- Born: August 22, 1962 Prague, Czechoslovakia
- Died: March 26, 2020 (aged 57)
- Education: Charles University
- Awards: Fulkerson Prize Karel Janeček Foundation Neuron Prize
- Scientific career
- Fields: Mathematics
- Workplaces: Georgia Institute of Technology
- Doctoral advisor: Jaroslav Nešetřil

= Robin Thomas (mathematician) =

Mathematician (1962–2020)

Robin Thomas (August 22, 1962 – March 26, 2020) was a mathematician working in graph theory at the Georgia Institute of Technology.

Thomas received his doctorate in 1985 from Charles University in Prague, Czechoslovakia (now the Czech Republic), under the supervision of Jaroslav Nešetřil. He joined the faculty at Georgia Tech in 1989, and became a Regents' Professor there,
briefly serving as the department chair.

==Personal life==
Thomas was married to Icelandic operations researcher Sigrún Andradóttir, also a professor at Georgia Tech.

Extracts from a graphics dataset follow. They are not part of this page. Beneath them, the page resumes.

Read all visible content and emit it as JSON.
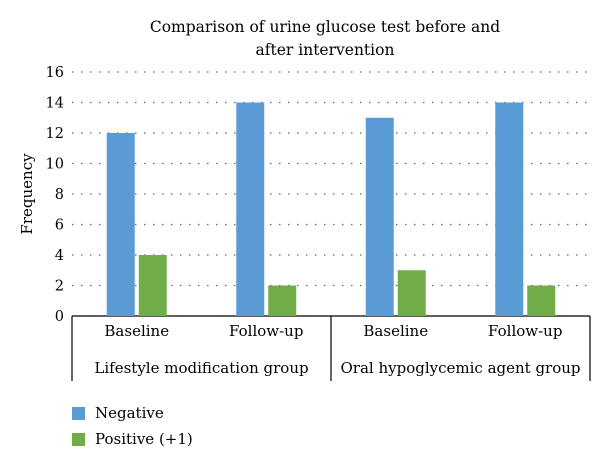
{
  "chart_data": {
    "type": "bar",
    "title": "Comparison of urine glucose test before and after intervention",
    "ylabel": "Frequency",
    "ylim": [
      0,
      16
    ],
    "yticks": [
      0,
      2,
      4,
      6,
      8,
      10,
      12,
      14,
      16
    ],
    "grid": "dotted horizontal",
    "groups": [
      "Lifestyle modification group",
      "Oral hypoglycemic agent group"
    ],
    "categories": [
      "Baseline",
      "Follow-up",
      "Baseline",
      "Follow-up"
    ],
    "series": [
      {
        "name": "Negative",
        "color": "#5b9bd5",
        "values": [
          12,
          14,
          13,
          14
        ]
      },
      {
        "name": "Positive (+1)",
        "color": "#70ad47",
        "values": [
          4,
          2,
          3,
          2
        ]
      }
    ],
    "legend_position": "bottom-left"
  }
}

On March 26, 2020, he died of amyotrophic lateral sclerosis at the age of 57 after 12 years of struggle with the illness.

== Awards ==
Thomas was awarded the Fulkerson Prize for outstanding papers in discrete mathematics twice: in 1994 as co-author of a paper on the Hadwiger conjecture, and in 2009 for the proof of the strong perfect graph theorem.
In 2011, he was awarded the Karel Janeček Foundation Neuron Prize for Lifetime Achievement in Mathematics. In 2012, he became a fellow of the American Mathematical Society.
He was named a SIAM Fellow in 2018. The January 2023 issue of the Journal of Combinatorial Theory, Series B was a tribute to his work.